通过大规模 RNA-Seq 和蛋白质组学数据集分析改进水稻基因组注释。
Improvements to the Rice Genome Annotation Through Large-Scale Analysis of RNA-Seq and Proteomics Data Sets.
机构信息
From the ‡BGI-Shenzhen, Shenzhen 518083, China.
§Institute of Integrative Biology, University of Liverpool, Liverpool, L69 7ZB, UK.
出版信息
Mol Cell Proteomics. 2019 Jan;18(1):86-98. doi: 10.1074/mcp.RA118.000832. Epub 2018 Oct 6.

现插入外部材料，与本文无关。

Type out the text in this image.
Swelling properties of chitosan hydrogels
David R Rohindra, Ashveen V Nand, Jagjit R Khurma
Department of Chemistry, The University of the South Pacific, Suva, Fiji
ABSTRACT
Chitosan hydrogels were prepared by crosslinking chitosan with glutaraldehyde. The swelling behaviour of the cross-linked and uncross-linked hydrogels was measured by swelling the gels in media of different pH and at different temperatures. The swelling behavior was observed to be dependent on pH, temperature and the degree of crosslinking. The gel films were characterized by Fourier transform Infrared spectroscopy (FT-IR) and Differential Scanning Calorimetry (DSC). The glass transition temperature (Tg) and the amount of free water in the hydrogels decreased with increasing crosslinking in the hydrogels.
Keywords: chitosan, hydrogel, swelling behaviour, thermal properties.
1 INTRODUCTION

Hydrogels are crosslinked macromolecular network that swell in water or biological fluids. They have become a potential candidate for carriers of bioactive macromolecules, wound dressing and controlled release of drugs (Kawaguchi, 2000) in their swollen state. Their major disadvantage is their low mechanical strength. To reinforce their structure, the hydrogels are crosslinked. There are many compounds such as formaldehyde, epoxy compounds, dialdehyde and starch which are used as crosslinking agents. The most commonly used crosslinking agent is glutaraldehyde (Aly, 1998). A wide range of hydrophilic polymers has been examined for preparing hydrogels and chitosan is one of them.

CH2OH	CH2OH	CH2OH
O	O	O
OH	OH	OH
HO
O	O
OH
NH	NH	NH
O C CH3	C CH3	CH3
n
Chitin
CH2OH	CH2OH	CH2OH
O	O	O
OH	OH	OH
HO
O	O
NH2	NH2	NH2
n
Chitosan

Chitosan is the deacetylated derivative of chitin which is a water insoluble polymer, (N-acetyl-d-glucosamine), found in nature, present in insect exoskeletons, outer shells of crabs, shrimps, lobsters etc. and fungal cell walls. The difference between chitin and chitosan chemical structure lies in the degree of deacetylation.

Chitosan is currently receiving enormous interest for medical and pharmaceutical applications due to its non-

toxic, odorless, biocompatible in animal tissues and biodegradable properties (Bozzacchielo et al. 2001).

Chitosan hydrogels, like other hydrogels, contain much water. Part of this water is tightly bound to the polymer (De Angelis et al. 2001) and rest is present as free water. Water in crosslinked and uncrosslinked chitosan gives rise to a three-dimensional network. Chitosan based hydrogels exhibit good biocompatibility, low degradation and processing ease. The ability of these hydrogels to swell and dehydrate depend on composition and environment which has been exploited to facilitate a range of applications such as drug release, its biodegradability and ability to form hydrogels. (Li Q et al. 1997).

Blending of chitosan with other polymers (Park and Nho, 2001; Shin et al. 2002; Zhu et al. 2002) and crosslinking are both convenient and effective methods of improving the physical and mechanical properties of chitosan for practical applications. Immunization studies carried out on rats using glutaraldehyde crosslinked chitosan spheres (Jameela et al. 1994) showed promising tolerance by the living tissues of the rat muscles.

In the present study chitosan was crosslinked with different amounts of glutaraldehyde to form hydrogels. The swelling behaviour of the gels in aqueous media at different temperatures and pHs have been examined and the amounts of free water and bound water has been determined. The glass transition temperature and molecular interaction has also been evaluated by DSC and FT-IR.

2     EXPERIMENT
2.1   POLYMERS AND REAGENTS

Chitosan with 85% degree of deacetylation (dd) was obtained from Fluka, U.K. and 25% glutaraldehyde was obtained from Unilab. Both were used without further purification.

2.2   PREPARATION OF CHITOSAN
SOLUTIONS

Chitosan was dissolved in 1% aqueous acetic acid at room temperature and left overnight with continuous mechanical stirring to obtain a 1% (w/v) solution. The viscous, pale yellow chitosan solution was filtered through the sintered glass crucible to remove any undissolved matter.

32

Rice () is one of the most important worldwide crops. The genome has been available for over 10 years and has undergone several rounds of annotation. We created a comprehensive database of transcripts from 29 public RNA sequencing data sets, officially predicted genes from Ensembl plants, and common contaminants in which to search for protein-level evidence. We re-analyzed nine publicly accessible rice proteomics data sets. In total, we identified 420K peptide spectrum matches from 47K peptides and 8,187 protein groups. 4168 peptides were initially classed as putative novel peptides (not matching official genes). Following a strict filtration scheme to rule out other possible explanations, we discovered 1,584 high confidence novel peptides. The novel peptides were clustered into 692 genomic loci where our results suggest annotation improvements. 80% of the novel peptides had an ortholog match in the curated protein sequence set from at least one other plant species. For the peptides clustering in intergenic regions (and thus potentially new genes), 101 loci were identified, for which 43 had a high-confidence hit for a protein domain. Our results can be displayed as tracks on the Ensembl genome or other browsers supporting Track Hubs, to support re-annotation of the rice genome.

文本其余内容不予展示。